SOFX has higher volatility (35.21%) compared to CSHP (0.16%). In terms of maximum drawdown, SOFX dropped -83.23% vs CSHP's -0.08%.
On 1-year performance, CSHP leads with 3.94% vs -26.37% for SOFX. On fees, CSHP is cheaper at 0.20% per year. On volatility, CSHP has been the lower-risk option at 0.16%. The better choice depends on whether you care most about return, fees, risk, or income.
Over the 1-year period, CSHP has performed better with a 3.94% return vs -26.37%. Past performance does not guarantee future results, so compare this with risk, fees, and fund exposure.
CSHP is cheaper with a 0.20% expense ratio, compared with 1.29% for SOFX.
SOFX has the higher dividend yield at 37.44%, compared with 3.91% for CSHP.
SOFX is categorized as Leveraged Equities, while CSHP is Ultrashort Bond.
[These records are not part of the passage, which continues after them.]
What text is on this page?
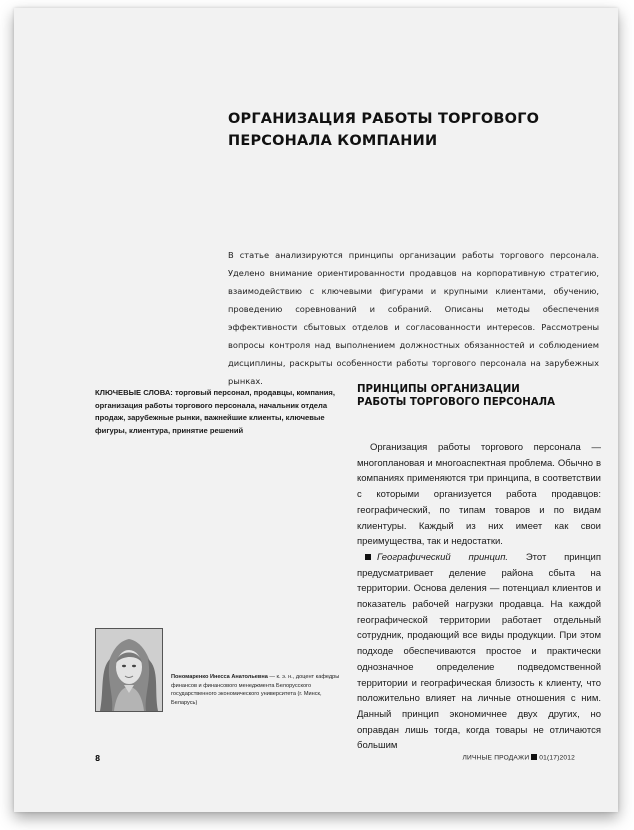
ОРГАНИЗАЦИЯ РАБОТЫ ТОРГОВОГО ПЕРСОНАЛА КОМПАНИИ

В статье анализируются принципы организации работы торгового персонала. Уделено внимание ориентированности продавцов на корпоративную стратегию, взаимодействию с ключевыми фигурами и крупными клиентами, обучению, проведению соревнований и собраний. Описаны методы обеспечения эффективности сбытовых отделов и согласованности интересов. Рассмотрены вопросы контроля над выполнением должностных обязанностей и соблюдением дисциплины, раскрыты особенности работы торгового персонала на зарубежных рынках.

КЛЮЧЕВЫЕ СЛОВА: торговый персонал, продавцы, компания, организация работы торгового персонала, начальник отдела продаж, зарубежные рынки, важнейшие клиенты, ключевые фигуры, клиентура, принятие решений

ПРИНЦИПЫ ОРГАНИЗАЦИИ РАБОТЫ ТОРГОВОГО ПЕРСОНАЛА

Организация работы торгового персонала — многоплановая и многоаспектная проблема. Обычно в компаниях применяются три принципа, в соответствии с которыми организуется работа продавцов: географический, по типам товаров и по видам клиентуры. Каждый из них имеет как свои преимущества, так и недостатки.

Географический принцип. Этот принцип предусматривает деление района сбыта на территории. Основа деления — потенциал клиентов и показатель рабочей нагрузки продавца. На каждой географической территории работает отдельный сотрудник, продающий все виды продукции. При этом подходе обеспечиваются простое и практически однозначное определение подведомственной территории и географическая близость к клиенту, что положительно влияет на личные отношения с ним. Данный принцип экономичнее двух других, но оправдан лишь тогда, когда товары не отличаются большим

Пономаренко Инесса Анатольевна — к. э. н., доцент кафедры финансов и финансового менеджмента Белорусского государственного экономического университета (г. Минск, Беларусь)

8	ЛИЧНЫЕ ПРОДАЖИ 01(17)2012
They also come from different issuers: Defiance and iShares. Their fees differ too: 1.29% for SOFX and 0.20% for CSHP.
CSHP currently has the higher Sharpe Ratio (11.09 vs -0.24), meaning it's delivered slightly more return per unit of risk over the trailing 12 months. However, this ranking shifts over time - use the Risk/Return Score above for a more comprehensive view that combines Sharpe, Sortino, and other measures used by quantitative funds.